BiblioM@il Cirugía octubre 2022
ESPEN practical guideline: Clinical nutrition in surgery
Autores:
Weimann A, Braga M. Carli F, Higashiguchi T, Hübner M, Klek S, Laviano A, Ljungqvist O, Lobo D, Martindale R, Waitzberg D,Bischoff S, Singer P. Clinical Nutrition 40 (2021): 4745-4761.
Introducción:
Este artículo presenta las Guías clínicas de la ESPEN de nutrición clínica en cirugía actualizadas en el 2021 tras 4 años de las últimas. Respeta las recomendaciones que aportaban los mismos autores en el 2017, modificando el lenguaje, reduciendo contenido sobre bibliografía y evidencia ya desarrollado en las guías previas y aportando bibliografía más actual. Lo más novedoso es la incorporación de los diagramas de flujo de decisiones que resumen de una forma muy gráfica el abordaje nutricional en pacientes quirúrgicos.

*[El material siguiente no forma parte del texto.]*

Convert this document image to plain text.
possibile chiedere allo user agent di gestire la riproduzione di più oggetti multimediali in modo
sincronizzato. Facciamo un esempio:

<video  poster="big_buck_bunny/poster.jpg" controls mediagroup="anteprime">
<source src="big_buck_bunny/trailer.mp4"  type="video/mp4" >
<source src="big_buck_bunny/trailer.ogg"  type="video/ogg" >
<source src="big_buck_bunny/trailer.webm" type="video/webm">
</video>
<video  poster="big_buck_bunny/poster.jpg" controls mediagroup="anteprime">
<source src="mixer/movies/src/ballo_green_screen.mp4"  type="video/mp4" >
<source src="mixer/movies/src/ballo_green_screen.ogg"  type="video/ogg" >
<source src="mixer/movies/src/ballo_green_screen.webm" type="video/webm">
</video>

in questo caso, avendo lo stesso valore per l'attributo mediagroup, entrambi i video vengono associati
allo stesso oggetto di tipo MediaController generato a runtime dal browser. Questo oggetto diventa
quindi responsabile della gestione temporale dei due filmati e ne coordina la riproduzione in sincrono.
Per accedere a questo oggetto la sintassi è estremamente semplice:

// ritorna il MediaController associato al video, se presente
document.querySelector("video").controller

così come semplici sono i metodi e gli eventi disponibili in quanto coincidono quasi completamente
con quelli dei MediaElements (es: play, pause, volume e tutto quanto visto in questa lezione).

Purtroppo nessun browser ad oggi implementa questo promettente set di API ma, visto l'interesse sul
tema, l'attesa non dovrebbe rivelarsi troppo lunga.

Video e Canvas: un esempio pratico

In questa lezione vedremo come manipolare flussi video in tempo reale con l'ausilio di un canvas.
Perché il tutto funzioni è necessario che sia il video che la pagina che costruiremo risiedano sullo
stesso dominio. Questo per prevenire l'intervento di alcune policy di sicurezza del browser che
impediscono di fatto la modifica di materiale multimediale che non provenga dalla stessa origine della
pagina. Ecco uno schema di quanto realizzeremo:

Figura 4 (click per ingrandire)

Aborda principalmente todos los aspectos nutricionales y de optimización metabólica incluidos dentro del protocolo ERAS (Enhanced Recovery After Surgery). Destaca la necesidad de evitar ayunos prolongados, el restablecimiento de la alimentación oral lo más precoz posible tras la cirugía, iniciar el tratamiento nutricional de aquellos pacientes en riesgo nutricional precozmente, la necesidad de un óptimo control glucémico, así como la necesidad de reducir factores estresantes o que empeoren la motilidad gastrointestinal e iniciar una movilización precoz que facilite la síntesis proteica y la función muscular.
Metodología:
Estas guías se desarrollan en cuatro apartados (cuestiones básicas, indicación de soporte nutricional, nutrición en el postoperatorio, trasplante y cirugía bariátrica) que recogen un total de 37 recomendaciones. Estas últimas se representan gráficamente mediante cuatro diagramas de flujo.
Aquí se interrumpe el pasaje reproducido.